Carrying the majority of the film, Wright is impressive in a demanding role that's 70 per cent silence and 30 per cent dialogue.

Wright, having decided to direct the project, struggled to find a lead able to film within the tight 30-day shooting schedule, so cast herself. Carrying the majority of the film, she is impressive in a role that's 70 per cent silence and 30 per cent dialogue. She's like a dancer: straining and exerting in a ballet of movements that convey meaning not by words, but actions. While the pain of blisters and hypothermia and starvation are credibly performed, Wright does her best work here detailing Edee's grief (the exact cause of which is withheld until mere minutes before the closing credits), and watching her break down is like watching one of your parents cry - awkward and uncomfortable, yet transfixing. And when her character is reduced to something like catatonia, her drained silence speaks volumes, echoing the way the audience, at that point, probably also feels. She's ably assisted by two ever-wonderful actors: the smartly cast Kim Dickens as her concerned sister and Demián Bichir ('The Nun') as Miguel, who teaches Edee the ways of the world and reminding her of her humanity and relative privilege.
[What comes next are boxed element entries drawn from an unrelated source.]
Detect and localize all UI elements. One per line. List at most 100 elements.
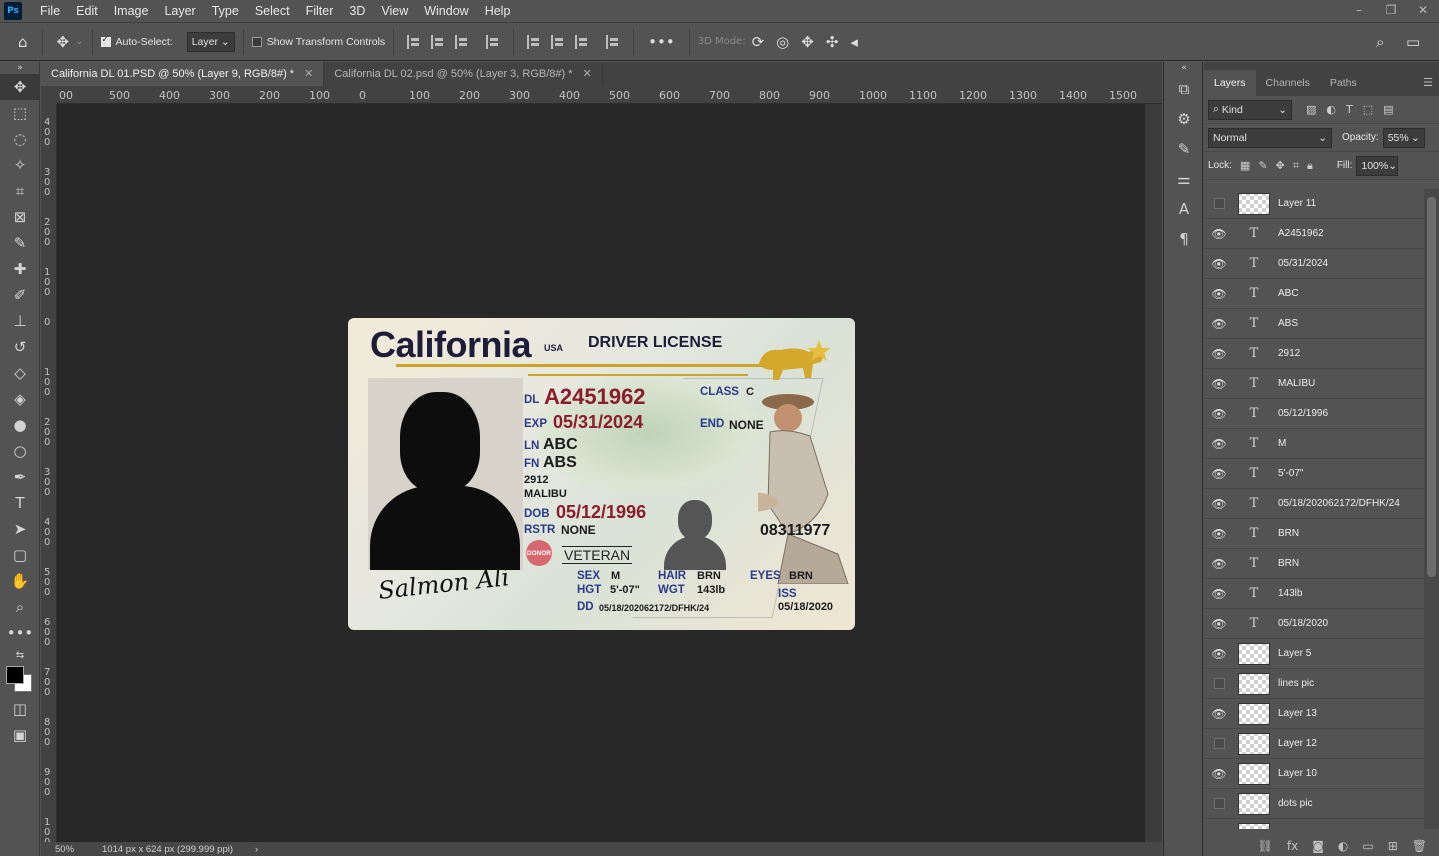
link-layers-icon[interactable]: ⛓ [1258, 839, 1273, 853]
brush-tool-icon[interactable]: ✐ [0, 282, 40, 308]
brush-settings-icon[interactable]: ✎ [1164, 134, 1204, 164]
screen-mode-icon[interactable]: ▣ [0, 722, 40, 748]
type-tool-icon[interactable]: T [0, 490, 40, 516]
align-center-icon[interactable] [431, 34, 445, 49]
auto-select-target-dropdown[interactable]: Layer ⌄ [186, 31, 235, 52]
eye-icon[interactable]: 👁︎ [1204, 519, 1234, 549]
layer-row[interactable]: 👁︎ T 5'-07" [1204, 459, 1424, 489]
layer-row[interactable]: 👁︎ T 05/12/1996 [1204, 399, 1424, 429]
eyedropper-tool-icon[interactable]: ✎ [0, 230, 40, 256]
character-icon[interactable]: A [1164, 194, 1204, 224]
zoom-tool-icon[interactable]: ⌕ [0, 594, 40, 620]
layer-row[interactable]: 👁︎ T 143lb [1204, 579, 1424, 609]
adjustment-layer-icon[interactable]: ◐ [1338, 839, 1348, 853]
paragraph-icon[interactable]: ¶ [1164, 224, 1204, 254]
align-top-icon[interactable] [527, 34, 541, 49]
pen-tool-icon[interactable]: ✒ [0, 464, 40, 490]
menu-image[interactable]: Image [106, 0, 157, 22]
align-right-icon[interactable] [455, 34, 469, 49]
collapse-icon[interactable]: « [1164, 62, 1204, 74]
layer-row[interactable]: 👁︎ T ABC [1204, 279, 1424, 309]
eye-icon[interactable]: 👁︎ [1204, 249, 1234, 279]
path-select-tool-icon[interactable]: ➤ [0, 516, 40, 542]
eye-icon[interactable]: 👁︎ [1204, 699, 1234, 729]
menu-view[interactable]: View [373, 0, 416, 22]
workspace-icon[interactable]: ▭ [1406, 33, 1420, 51]
hand-tool-icon[interactable]: ✋ [0, 568, 40, 594]
show-transform-checkbox[interactable] [251, 36, 262, 47]
eye-icon[interactable]: 👁︎ [1204, 429, 1234, 459]
visibility-toggle[interactable] [1204, 669, 1234, 699]
chevron-down-icon[interactable]: ⌄ [75, 36, 83, 47]
opacity-input[interactable]: 55% ⌄ [1382, 127, 1425, 148]
eye-icon[interactable]: 👁︎ [1204, 759, 1234, 789]
menu-file[interactable]: File [32, 0, 68, 22]
layer-row[interactable]: 👁︎ T 05/31/2024 [1204, 249, 1424, 279]
eye-icon[interactable]: 👁︎ [1204, 609, 1234, 639]
shape-tool-icon[interactable]: ▢ [0, 542, 40, 568]
distribute-vertical-icon[interactable] [606, 34, 620, 49]
scroll-thumb[interactable] [1427, 197, 1436, 577]
menu-edit[interactable]: Edit [68, 0, 106, 22]
menu-type[interactable]: Type [204, 0, 247, 22]
lock-transparent-icon[interactable]: ▦ [1240, 159, 1250, 172]
menu-3d[interactable]: 3D [341, 0, 373, 22]
align-left-icon[interactable] [407, 34, 421, 49]
zoom-level[interactable]: 50% [55, 844, 74, 855]
tab-channels[interactable]: Channels [1256, 70, 1320, 96]
new-layer-icon[interactable]: ⊞ [1388, 839, 1398, 853]
layer-row[interactable]: 👁︎ Layer 5 [1204, 639, 1424, 669]
filter-type-icon[interactable]: T [1346, 103, 1353, 116]
filter-smart-object-icon[interactable]: ▤ [1383, 103, 1393, 116]
layer-row[interactable]: 👁︎ Layer 10 [1204, 759, 1424, 789]
eye-icon[interactable]: 👁︎ [1204, 459, 1234, 489]
eye-icon[interactable]: 👁︎ [1204, 399, 1234, 429]
swap-colors-icon[interactable]: ⇆ [0, 646, 40, 664]
lasso-tool-icon[interactable]: ◌ [0, 126, 40, 152]
adjustments-icon[interactable]: ⚌ [1164, 164, 1204, 194]
crop-tool-icon[interactable]: ⌗ [0, 178, 40, 204]
menu-select[interactable]: Select [247, 0, 298, 22]
layer-row[interactable]: lines pic [1204, 669, 1424, 699]
visibility-toggle[interactable] [1204, 789, 1234, 819]
document-image-driver-license[interactable]: California USA DRIVER LICENSE DL A245196… [348, 318, 855, 630]
align-middle-icon[interactable] [551, 34, 565, 49]
align-bottom-icon[interactable] [575, 34, 589, 49]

Filming this cannot have been easy, but the assembly is pro on all levels. It's an impressive effort from Wright as a director, and cinematographer Bobby Bukowski, whose work is postcard-gorgeous. That said, technically, the biggest stars are the colour graders, who have turned the wilds of Wyoming into a hypnotic, vacation-brochure mix of blues and greens that sharply contrasts with the life and death situation of the protagonist.

There is an inherent fascination in witnessing an individual cope with the elements, against the vastness of the wilderness. 'Land' is beautifully shot and acted, but less is sometimes more when it comes to screenplay.